Interesting, the claim is that if you can easily change ElastiCache cluster names "you can probably out compete AWS..."
It will be interesting to see if that happens soon then. I know IBM and the many other Openshift partners are chasing this. Will be interesting to see if they can deliver.
My own view - do not underestimate the depth of services and innovation AWS and GCP can bring to bear. I'm just not hearing folks go - oh, this provider let me use a longer name for my elasticache cluster. Instead its, why shouldn't we just use AWS or GCP.
I’ve noticed that software quality never seems to enter into conversations about scaling. Do code hygenie, writing clean code, and good documentation not matter when you’re moving fast and growing like crazy? I’ve noticed the approach seems to be to focus on operations rather than the way the code is written. Use CI, monitoring, organize teams around services, etc. From my friends in the bay however, I hear the code itself is mostly written and band aided over and over again with refactoring and rewriting seen as “wasting time” when you could be writing more band aids or improving operations.
Does the band aid and if it’s not broke don’t fix it and do exactly what you need to fix it approaches really yield the same or better results as approaching software as a craftsmen? How do you convince an AWS engineer that these things are important when what’s in prod is working and a rewrite just seems like pot stirring? Or a refactor isn’t critical work to add more features?

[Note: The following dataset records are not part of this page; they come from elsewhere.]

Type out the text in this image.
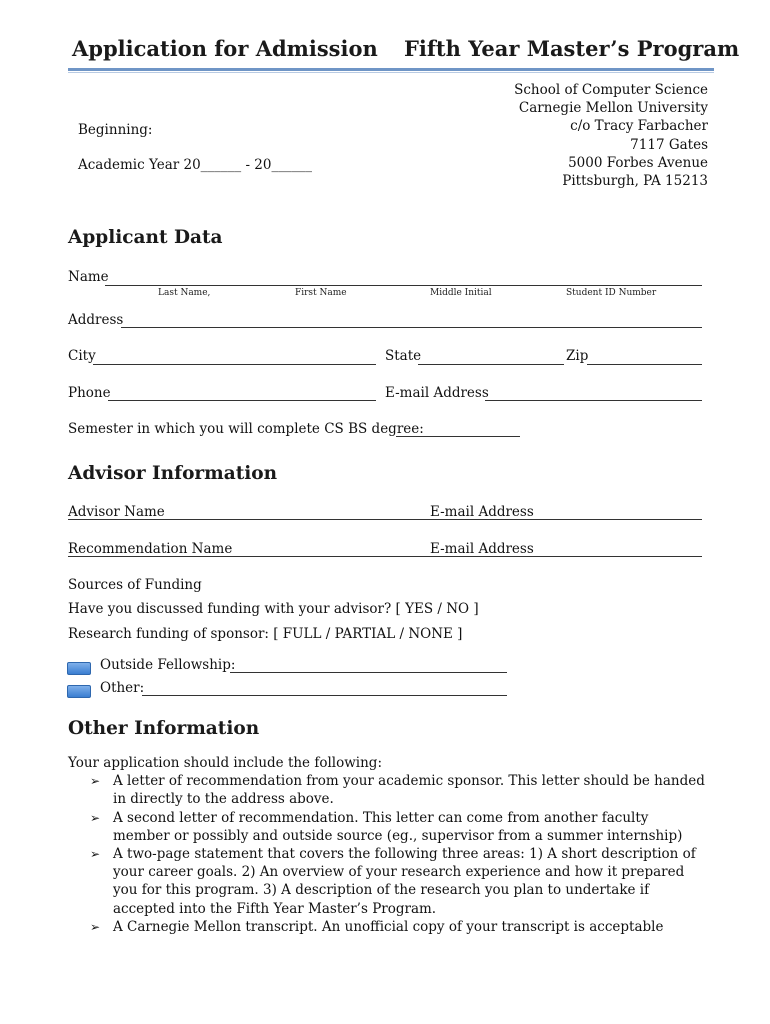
Application for Admission Fifth Year Master’s Program
School of Computer Science
Carnegie Mellon University
c/o Tracy Farbacher
7117 Gates
5000 Forbes Avenue
Pittsburgh, PA 15213
Beginning:
Academic Year 20______ - 20______
Applicant Data
Name
Last Name,	First Name	Middle Initial	Student ID Number
Address
City	State	Zip
Phone	E-mail Address
Semester in which you will complete CS BS degree:
Advisor Information
Advisor Name	E-mail Address
Recommendation Name	E-mail Address
Sources of Funding
Have you discussed funding with your advisor? [ YES / NO ]
Research funding of sponsor: [ FULL / PARTIAL / NONE ]
Outside Fellowship:
Other:
Other Information
Your application should include the following:
➢ A letter of recommendation from your academic sponsor. This letter should be handed in directly to the address above.
➢ A second letter of recommendation. This letter can come from another faculty member or possibly and outside source (eg., supervisor from a summer internship)
➢ A two-page statement that covers the following three areas: 1) A short description of your career goals. 2) An overview of your research experience and how it prepared you for this program. 3) A description of the research you plan to undertake if accepted into the Fifth Year Master’s Program.
➢ A Carnegie Mellon transcript. An unofficial copy of your transcript is acceptable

For large corporations like Amazon, there are huge opportunities to move to Lambda. Back when I worked there, teams would over-provision their services like crazy. Most of it to scale for the holiday season. Most teams would not give that extra capacity back.
The other way of dealing with this is to put normal services in an autoscaling environment like Kubernetes. You don't have to go as far as Lambda to get the benefits.
Moving to autoscaling is really more of a cultural problem than a technical one. If teams are used to being able to reserve excess capacity they will be wary of autoscaling -- what if they try to scale but there is not capacity to do so because other teams used it up? People need to trust that the system will give them the capacity they need or they will continue to overprovision.
Unfortunately I see a lot of mid and senior devs try to propose these architectures during interviews and when asked questions on integration testing, local environment testing, enforcing contracts, breaking changes, logical refactoring a lot of it falls apart.
There's a lot of pressure for those guys to deliver these sort of highly complex systems and all the DevOps that surround it when they enter a new company or project. Rarely is the project scope or team size considered and huge amounts of time are wasted implementing the bones since they skip the whole monolith stage.
Precious few companies are at the size where they can keep an entire Dev team working on a shopping cart component in perpetuity. For most it's just something that gets worked on for a sprint or two.
AWS made a fundamental assumption in this that monoliths and big balls of mud are the same thing. Monoliths can and should be architected with internal logical separation of concerns and loose coupling. Domain driven design helps achieve that. The other assumption that microservices is a fix to this isn't, because the same poor design can be written but now with a network in between everything.
I think this advice is worth a read, but it's not law. The most pragmatic approach to microservices is to start with a monolith and shave off the intensive parts to separate services as you need to.